Jafarzadeh in 2002 helped to uncover nearly two decades of Iranian covert nuclear activity, triggering the as-yet unresolved standoff between Tehran and the international community.
(At the time he was a leading member of the exiled National Council of Resistance of Iran, which along with its associated Mujahedeen Khalq is labeled a terrorist organization by the State Department, but enjoys some sympathy in Congress. A judge in the U.K. recently ordered that the MEK be removed from a British terror list, and its blacklisting has also been ruled contrary to European Union law.)
Jafarzadeh, now the president of the Washington-based group Strategic Policy Consulting, is the author of The Iran Threat: President Ahmadinejad and the Coming Nuclear Crisis, published earlier this year.
Implications for Afghanistan?
Iran specialist Ilan Berman, vice president for policy at the American Foreign Policy Council in Washington, agreed late Thursday that Tehran would take advantage of the situation in Pakistan to further its strategic interests in the region.
"Most directly, this is likely to mean a further solidification of its influence in Afghanistan, as Islamabad retracts its control there," he said.
On the other hand, Berman said he doubted that Iran was "optimally positioned to exploit the current chaos to advance its own atomic program."
"To the extent that it is able to do so, Iran certainly will seek to capitalize on any loose nuclear technology that results," he said.
"But its acquisition of WMD-related know-how from Pakistan has generally been from non-state actors such as the A.Q. Khan network. And those contacts are by-and-large unlikely to be affected by the unfolding political turmoil in Islamabad," Berman added.
Suspicions persist about the extent of the Khan network and possible involvement of senior Pakistani military and intelligence officials, but Musharraf, who pardoned the nuclear scientist, has refused to allow foreign officials to directly question him.
Bhutto earlier this year said that she would support giving the International Atomic Energy Agency (IAEA) access to Khan.
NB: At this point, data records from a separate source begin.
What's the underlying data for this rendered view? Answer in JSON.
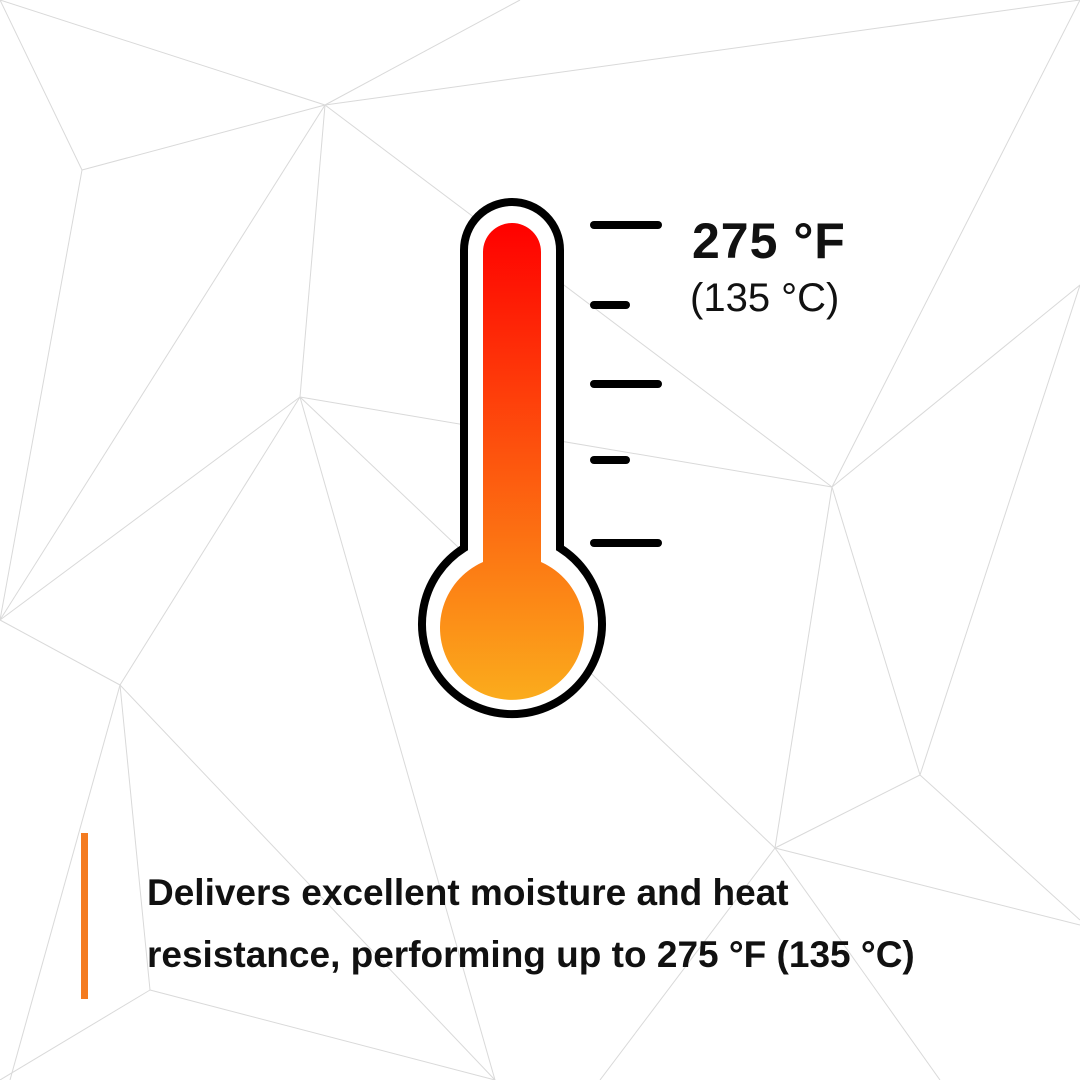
{
  "thermometer": {
    "icon": "thermometer-icon",
    "gradient_top": "#ff0000",
    "gradient_bottom": "#fbab1c",
    "outline_color": "#000000"
  },
  "temperature": {
    "fahrenheit": "275 °F",
    "celsius": "(135 °C)"
  },
  "caption": {
    "line1": "Delivers excellent moisture and heat",
    "line2": "resistance, performing up to 275 °F (135 °C)"
  },
  "accent_color": "#f47b20"
}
"We do believe that the IAEA ... would have the right to put questions to A.Q. Khan, that would satisfy them and give the world community greater confidence that the illegal structure has been broken and that no more dangerous repercussions for the world community come about due to those activities," she said during a press conference hosted by the Middle East Institute in September.